4th of July 2018
- because in its representation of modern Britain of the last 200 years and the figures, which it holds as important, it is narrow and almost wholly un-diverse, except in sports.
- in the way it understates what the slave trade was about, dedicating more lines to the abolition than to what it was, not discussing adequately its range, giving no figures and that in fact it was the fundamental basis of Britain’s wealth.
- in the way it does not look at critical aspects of Britain’s colonisation of the “ new world.”

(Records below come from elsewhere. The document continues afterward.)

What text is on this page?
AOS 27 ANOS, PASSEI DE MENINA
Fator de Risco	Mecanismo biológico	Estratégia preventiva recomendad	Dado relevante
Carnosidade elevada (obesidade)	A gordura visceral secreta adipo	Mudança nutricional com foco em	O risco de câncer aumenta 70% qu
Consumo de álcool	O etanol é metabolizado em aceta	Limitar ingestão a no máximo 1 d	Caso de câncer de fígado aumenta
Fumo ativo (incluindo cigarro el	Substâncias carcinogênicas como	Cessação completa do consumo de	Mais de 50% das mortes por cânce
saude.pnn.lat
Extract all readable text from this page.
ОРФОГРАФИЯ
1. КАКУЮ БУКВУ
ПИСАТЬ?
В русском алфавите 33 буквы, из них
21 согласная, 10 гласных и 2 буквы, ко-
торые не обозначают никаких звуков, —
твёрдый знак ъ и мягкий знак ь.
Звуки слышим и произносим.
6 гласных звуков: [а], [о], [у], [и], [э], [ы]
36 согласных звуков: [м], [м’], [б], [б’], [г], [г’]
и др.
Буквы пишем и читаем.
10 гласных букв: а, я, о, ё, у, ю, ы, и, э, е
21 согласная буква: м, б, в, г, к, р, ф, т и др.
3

- in the way that it refers to the Empire as “just having grown”, rather than putting an honest recognition of how it grew, namely mostly by the barrel of the gun. Most migrants, if they come from countries once upon a time colonised, will know better, so it is disingenuine, if not deliberately misleading, given one version of events, that is explicitly hiding a truer more genuine account of history (one of my degrees is in history the other in (urban) sociology).
- in the way that it states that the Empire was mostly “given up orderly,” but fails to mention that not all territories were given up, nor does it mention Gibraltar and the holding of the Falklands, as far as I could see, nor that there was a struggle and demand for decolonisation, if I read the book correctly.
- because compared to its discussion of the Irish conflict, the colonial past is but a cosmetic footnote.
- because in the World War Two section there is – and that let my jaw drop and triple check, I read correctly – no mentioning of the Holocaust and the murder of six million Jews of Europe, nor about Britain’s role in the liberation of some of the camps like Bergen Belsen, nor Britain’s role in the formation of the UN and British lawyers role in setting up the Universal Human Rights as a result.
- because it says fairly little on institutions that are British in origin and unique such as Greenpeace, Save the Children, Peabody, Barnados, the co-operative movement, nor does it have much to say about the history of the unions.
- I note you have highlighted further issues as reported here in the Daily Telegraph
Answer from
The Lord Hodgson of Astley Abbotts CBE
House of Lords
London SW1A 0PW
Dear Mr Zylbersztajn
Thank you for this email. Last year, I chaired a Select Committee on Citizenship and Civic Engagement. Our Report is available on the Parliamentary website (HL Paper 118). We did indeed make a number of comments and criticisms of the Citizenship Test (see para 463-473 of the Report). The Government have accepted our recommendations and an update of the Test has begun.